Embrace the virtuous cycle of raising quality and lowering internal costs/external penalties. Improvements in quality measures should be compared against an organization’s own cost structures, and undertaken with the goal of reducing both internal costs and payer penalties.
As quality improves through better management of internal processes and patients’ chronic conditions, for example, risks such as hospital-acquired infections and acute care episodes decrease, which should have a positive financial impact. After all, it takes more time and money to cure a condition that a patient didn’t have when he walked into the hospital than it does to put in place the processes to keep such an incident from happening in the first place. Indeed, a hospital may have to bear the costs of problems such as hospital-acquired infections all on its own, as payers like Medicare will consider the issue the facility’s own fault and won’t compensate the institution for the care.
Once you begin ramping up quality management, do not stop. There’s no such thing as a static environment when it comes to healthcare, especially as it relates to value-based payments. Quality measures for which organizations must account move on and off lists, as institutions and practices overall reach certain standards goals. In such a dynamic environment, it’s important for healthcare executives to ensure there is a structure in place to continually review and recheck how their organizations’ expertise matches to the latest priorities.
Get involved in a care coordination program. Increasingly CMS and even private payers want to work with total system provider communities, where collaboration takes place across all the parties involved in the spectrum – primary care providers, hospitals, and rehabilitative or long-term care facilities – to keep patients from sliding into acute care.
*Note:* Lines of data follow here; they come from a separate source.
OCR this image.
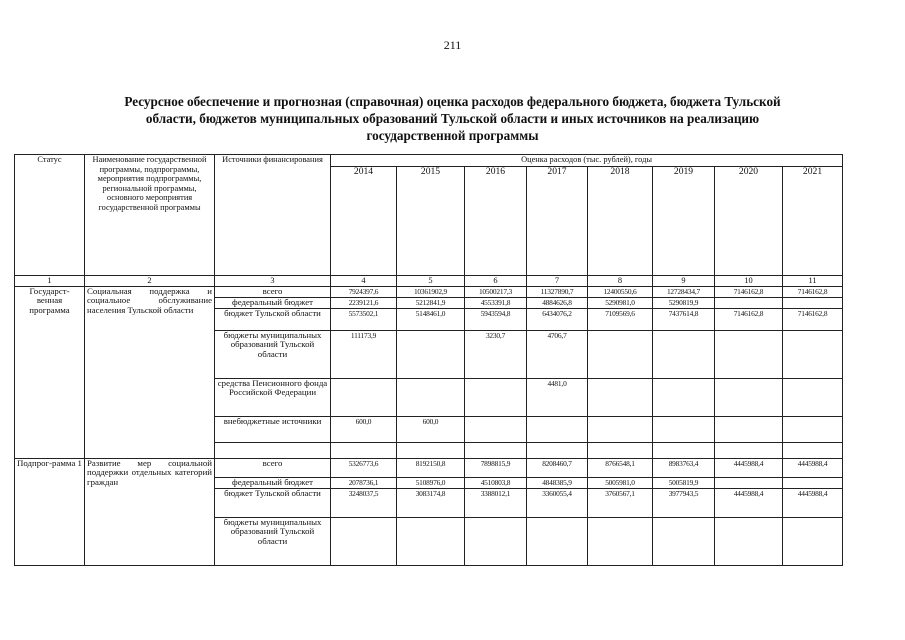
211
Ресурсное обеспечение и прогнозная (справочная) оценка расходов федерального бюджета, бюджета Тульской
области, бюджетов муниципальных образований Тульской области и иных источников на реализацию
государственной программы
Статус	Наименование государственной программы, подпрограммы, мероприятия подпрограммы, региональной программы, основного мероприятия государственной программы	Источники финансирования	Оценка расходов (тыс. рублей), годы							
			2014	2015	2016	2017	2018	2019	2020	2021
1	2	3	4	5	6	7	8	9	10	11
Государст-венная программа	Социальная поддержка и социальное обслуживание населения Тульской области	всего	7924397,6	10361902,9	10500217,3	11327890,7	12400550,6	12728434,7	7146162,8	7146162,8
		федеральный бюджет	2239121,6	5212841,9	4553391,8	4884626,8	5290981,0	5290819,9		
		бюджет Тульской области	5573502,1	5148461,0	5943594,8	6434076,2	7109569,6	7437614,8	7146162,8	7146162,8
		бюджеты муниципальных образований Тульской области	111173,9		3230,7	4706,7				
		средства Пенсионного фонда Российской Федерации				4481,0				
		внебюджетные источники	600,0	600,0						

Подпрог-рамма 1	Развитие мер социальной поддержки отдельных категорий граждан	всего	5326773,6	8192150,8	7898815,9	8208460,7	8766548,1	8983763,4	4445988,4	4445988,4
		федеральный бюджет	2078736,1	5108976,0	4510803,8	4848385,9	5005981,0	5005819,9		
		бюджет Тульской области	3248037,5	3083174,8	3388012,1	3360055,4	3760567,1	3977943,5	4445988,4	4445988,4
		бюджеты муниципальных образований Тульской области								
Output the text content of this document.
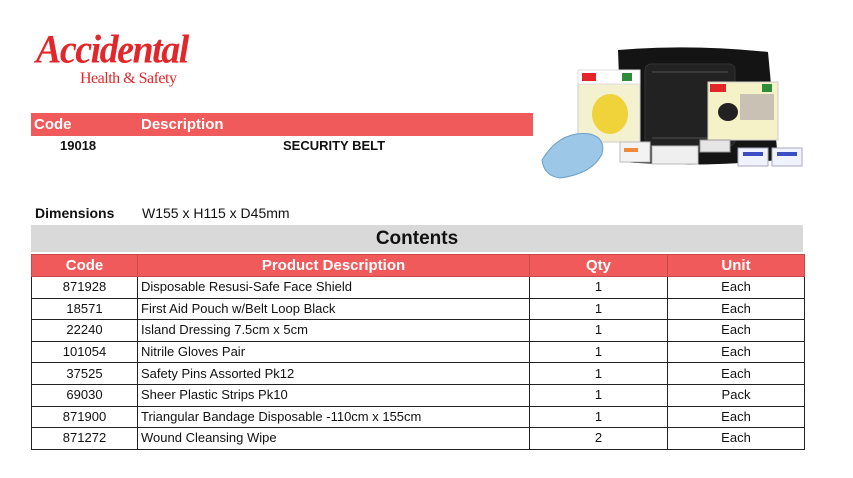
Accidental
Health & Safety
Code	Description
19018	SECURITY BELT
Dimensions W155 x H115 x D45mm
Contents
Code	Product Description	Qty	Unit
871928	Disposable Resusi-Safe Face Shield	1	Each
18571	First Aid Pouch w/Belt Loop Black	1	Each
22240	Island Dressing 7.5cm x 5cm	1	Each
101054	Nitrile Gloves Pair	1	Each
37525	Safety Pins Assorted Pk12	1	Each
69030	Sheer Plastic Strips Pk10	1	Pack
871900	Triangular Bandage Disposable -110cm x 155cm	1	Each
871272	Wound Cleansing Wipe	2	Each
In such scenarios, providers are rewarded as a group for delivering high-quality, low-cost care, or penalized as a group for not doing so. Part of increasing revenue here includes sharing data from electronic records and ensuring that participants adhere to coding best practices. All constituents in such communities who do find ways to work together to improve their value to payers will emerge as winners compared to those who don’t put game plans in place to coordinate care.
Fiscal performance does not have to suffer as trends in payment methodologies evolve. Focusing on optimizing operational efficiency through steps such as the ones above will put you on the right track to lowering your costs and maximizing your revenue.
Richar Royer is CEO of Primaris.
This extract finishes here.